What Causes Acidification?
Because acidification is caused by an increase in carbon dioxide, any activity that results in carbon emissions can affect ocean acidification. One of the main causes is the burning of fossil fuels. Fossil fuels are are natural oils and gasses that have been compounded within the Earth’s crust under great pressure and over long periods of time. Most of these fuels either have a significant carbon component, or release carbon dioxide when they are burned.This means that much of human activity and industrialization has had a negative impact on carbon emissions and ocean acidification. When fuels such as natural gas, oil, or coal are burned, the carbon dioxide is released into the atmosphere where it then cycles back and is absorbed by the ocean. While the carbon cycle never increases or decreases its carbon amounts, humans are burning and releasing carbon much more quickly than it can be naturally absorbed. Fossil fuels take thousands of years to form, but humans have been burning them at rapid rates over the last 200 years or so.

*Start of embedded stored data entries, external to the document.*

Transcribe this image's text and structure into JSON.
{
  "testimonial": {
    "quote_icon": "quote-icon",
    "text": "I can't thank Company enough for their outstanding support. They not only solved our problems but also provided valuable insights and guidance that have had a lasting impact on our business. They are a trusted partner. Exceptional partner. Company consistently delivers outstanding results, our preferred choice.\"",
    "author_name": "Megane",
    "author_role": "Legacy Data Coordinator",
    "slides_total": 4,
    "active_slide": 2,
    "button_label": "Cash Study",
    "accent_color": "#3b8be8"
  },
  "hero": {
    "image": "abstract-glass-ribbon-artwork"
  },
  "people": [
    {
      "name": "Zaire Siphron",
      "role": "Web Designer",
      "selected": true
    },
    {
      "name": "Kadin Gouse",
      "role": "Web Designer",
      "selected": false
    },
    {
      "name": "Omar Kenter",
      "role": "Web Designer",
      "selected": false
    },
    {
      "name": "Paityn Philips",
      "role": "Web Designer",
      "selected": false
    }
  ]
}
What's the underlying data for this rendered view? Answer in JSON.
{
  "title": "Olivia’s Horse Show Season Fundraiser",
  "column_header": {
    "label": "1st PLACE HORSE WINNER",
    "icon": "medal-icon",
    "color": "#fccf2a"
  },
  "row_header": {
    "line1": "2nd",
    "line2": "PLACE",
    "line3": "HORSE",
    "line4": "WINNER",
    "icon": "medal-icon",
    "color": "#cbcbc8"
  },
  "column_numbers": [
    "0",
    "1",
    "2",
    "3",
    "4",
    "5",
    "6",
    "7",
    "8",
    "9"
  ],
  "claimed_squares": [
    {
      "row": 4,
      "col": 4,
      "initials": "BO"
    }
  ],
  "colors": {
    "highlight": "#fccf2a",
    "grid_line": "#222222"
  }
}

Additionally, the main natural carbon sink, or carbon absorption system, is forest plants and other flora. Humans have also had a negative impact in this regard, as deforestation and tree clearing has meant the removal of large areas of vegetation which used to serve as carbon sinks. Plants naturally absorb and retain carbon dioxide, so the decrease in plant life means the carbon must be absorbed in other ways. This is one of the major reasons so much of the excess carbon dioxide in the atmosphere is absorbed by oceans and large bodies of water.
Effects Of Acidification On Marine Life
An increase in pH level - even a slight increase - can be very harmful to marine life and marine ecosystems. Acidic water can be especially harmful to shellfish. Many crustaeans and shelled marine animals rely on carbonate ions to build their shells. Carbonate and calcium are combined to form coral and shells, but when the ocean levels become more acidic, carbonate ions bond with excess hydrogen. Without the needed carbonate, shells either cannot form, or do not form properly, leaving these sea creatures vulnerable to predators.
Similarly, acid is an eroder, and overly acidic water will eat away at these very same calcium-carbonate compounds, such as the coral reefs or oyster and mollusc shells. Changes in the lower levels of food chains- such as in the case of small crustaeans or snails - can have massive effects on the rest of the system. While small shellfish may not seem vital, they are food sources for other large marine life - including species of fish which humans eat in large quantity. Not only can acidification break down the system, but it can throw entire biomes off balance, leading to species overpopulation or extinction, and irreparable changes to food chains.
What Can We Do?
Because so much of ocean acidification is linked to carbon emissions, focusing on reducing carbon footprints and air pollution can help to slow this acidification process. Similarly, chemical waste that drains directly into water systems - whether agricultural or industrial should be curbed. In addition, limiting large-scale agriculture and deforestation can also help with the acidification issue. Maintaining natural carbon sinks, such as forests, will ensure there are natural systems in place to filter and retain some of the excess carbon dioxide.